«Rasches Handeln rettet Leben»

 Interview Jeanne Fürst und Danica Gröhlich, 21. Januar 2021

Nach einem Hirnschlag zählt jede Minute. Der Neurologe Urs Fischer sagt, bei welchen Anzeichen Sie sofort den Notruf 144 wählen müssen.

Herr Fischer, wie erkennen Angehörige einen Hirnschlag?
Laien können einen Hirnschlag, auch Schlaganfall oder «Schlägli» genannt, mit dem englischen Merksatz «BE FAST!» («Sei schnell!») erkennen: Balance, Eye, Face, Arm, Speech, Time. Balance steht dabei für eine akute Gleichgewichtsstörung, Eye für akute Blindheit, oft nur auf einem Auge, oder akute Doppelbilder. Für Face bitten Sie die Person zu lachen. Steht der Mund dann schief? Arm steht für plötzliche Lähmung oder Gefühlsstörung eines Arms oder Beins. Speech weist auf akute Sprachstörungen hin. Dann keine Zeit (Time) verlieren und über die Nummer 144 Hilfe holen für die Einweisung in ein Stroke Center oder eine Stroke Unit.

Warum zählt jede Minute?
Bei bis zu 85 Prozent der Fälle liegt eine Durchblutungsstörung vor. Dabei verstopft ein Gerinnsel ein Blutgefäss. In der Folge bekommt das Hirn zu wenig Blut, Sauerstoff und Nährstoffe: Das Hirngewebe stirbt ab. Deshalb müssen wir das Blutgefäss schnell wieder öffnen, indem wir als Akuttherapie ein Medikament spritzen. Ist ein grösseres Gefäss verstopft, entfernen wir mit einem Katheter das Gerinnsel. Bei den übrigen Fällen mit einer Hirnblutung ist ein Gefäss geplatzt, und das Blut ergiesst sich ins Gehirn. Es kommt zu einer Zerstörung von Hirngewebe. Mit einer raschen Behandlung kann Betroffenen eine Behinderung erspart und die Lebensqualität verbessert werden.

Urs Fischer ist Professor für Akutneurologie und Stroke und leitet am Berner Inselspital die Akutneurologie.

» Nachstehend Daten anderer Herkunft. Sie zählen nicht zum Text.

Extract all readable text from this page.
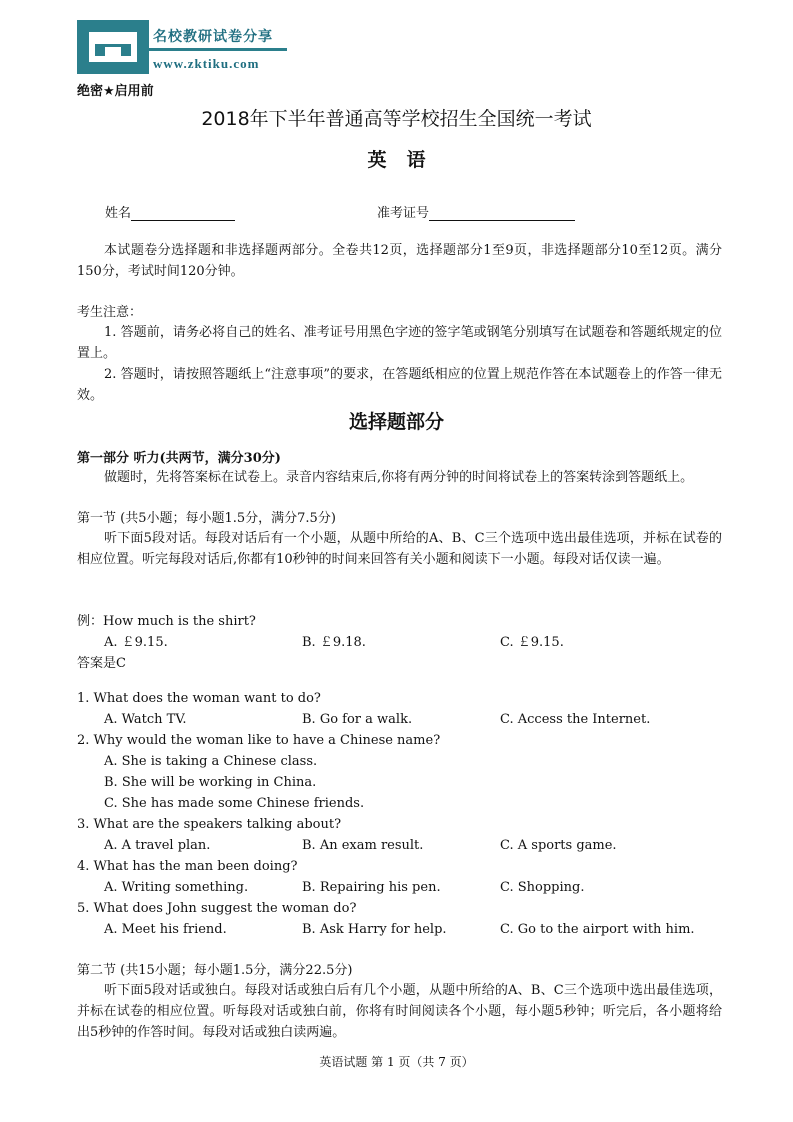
名校教研试卷分享
www.zktiku.com
绝密★启用前
2018年下半年普通高等学校招生全国统一考试
英语
姓名	准考证号
本试题卷分选择题和非选择题两部分。全卷共12页，选择题部分1至9页，非选择题部分10至12页。满分150分，考试时间120分钟。
考生注意：
1. 答题前，请务必将自己的姓名、准考证号用黑色字迹的签字笔或钢笔分别填写在试题卷和答题纸规定的位置上。
2. 答题时，请按照答题纸上“注意事项”的要求，在答题纸相应的位置上规范作答在本试题卷上的作答一律无效。
选择题部分
第一部分 听力(共两节，满分30分)
做题时，先将答案标在试卷上。录音内容结束后,你将有两分钟的时间将试卷上的答案转涂到答题纸上。
第一节 (共5小题；每小题1.5分，满分7.5分)
听下面5段对话。每段对话后有一个小题，从题中所给的A、B、C三个选项中选出最佳选项，并标在试卷的相应位置。听完每段对话后,你都有10秒钟的时间来回答有关小题和阅读下一小题。每段对话仅读一遍。
例：How much is the shirt?
A. ￡9.15.	B. ￡9.18.	C. ￡9.15.
答案是C
1. What does the woman want to do?
A. Watch TV.	B. Go for a walk.	C. Access the Internet.
2. Why would the woman like to have a Chinese name?
A. She is taking a Chinese class.
B. She will be working in China.
C. She has made some Chinese friends.
3. What are the speakers talking about?
A. A travel plan.	B. An exam result.	C. A sports game.
4. What has the man been doing?
A. Writing something.	B. Repairing his pen.	C. Shopping.
5. What does John suggest the woman do?
A. Meet his friend.	B. Ask Harry for help.	C. Go to the airport with him.
第二节 (共15小题；每小题1.5分，满分22.5分)
听下面5段对话或独白。每段对话或独白后有几个小题，从题中所给的A、B、C三个选项中选出最佳选项，并标在试卷的相应位置。听每段对话或独白前，你将有时间阅读各个小题，每小题5秒钟；听完后，各小题将给出5秒钟的作答时间。每段对话或独白读两遍。
英语试题 第 1 页（共 7 页）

Was sind mögliche Auslöser?
Oft ist die Ursache für eine Durchblutungsstörung ein Gerinnsel aus dem Herz, das im Hirn stecken bleibt. Eine Verkalkung mit Verschluss eines grossen Gefässes wie der Halsschlagader kann ebenfalls einen Hirnschlag verursachen. Wichtigster Risikofaktor für ein Gerinnsel oder eine Verkalkung ist ein hoher Bluthochdruck, gefolgt von Diabetes und Bewegungsmangel. Eine familiäre Häufung für Gefässerkrankungen kann ebenso bestehen.

Wen trifft ein Hirnschlag?
Im Jahr erleiden rund 16 000 Menschen in der Schweiz einen Hirnschlag. Das sind mehr als 40 Personen pro Tag. Die Fälle nehmen mit steigendem Alter zu. Aber auch Junge oder Kin-der können einen Schlaganfall haben. Frauen sind öfter betroffen. Bei einem Viertel der Personen tritt der Hirnschlag nachts auf.

Was kann man tun, um sich zu schützen?
Wichtig ist ein gesunder Lebensstil mit regelmässiger körperlicher Bewegung, gesunder Er-nährung, möglichst ohne Tabak-und mit wenig Alkoholkonsum. Zudem sollten Sie einen hohen Blutdruck oder ein mögliches Vorhofflimmern behandeln lassen. Früher war ein Hirnschlag ein unabwendbarer Schicksalsschlag, heute eine behandelbare Erkrankung – wenn schnell reagiert wird.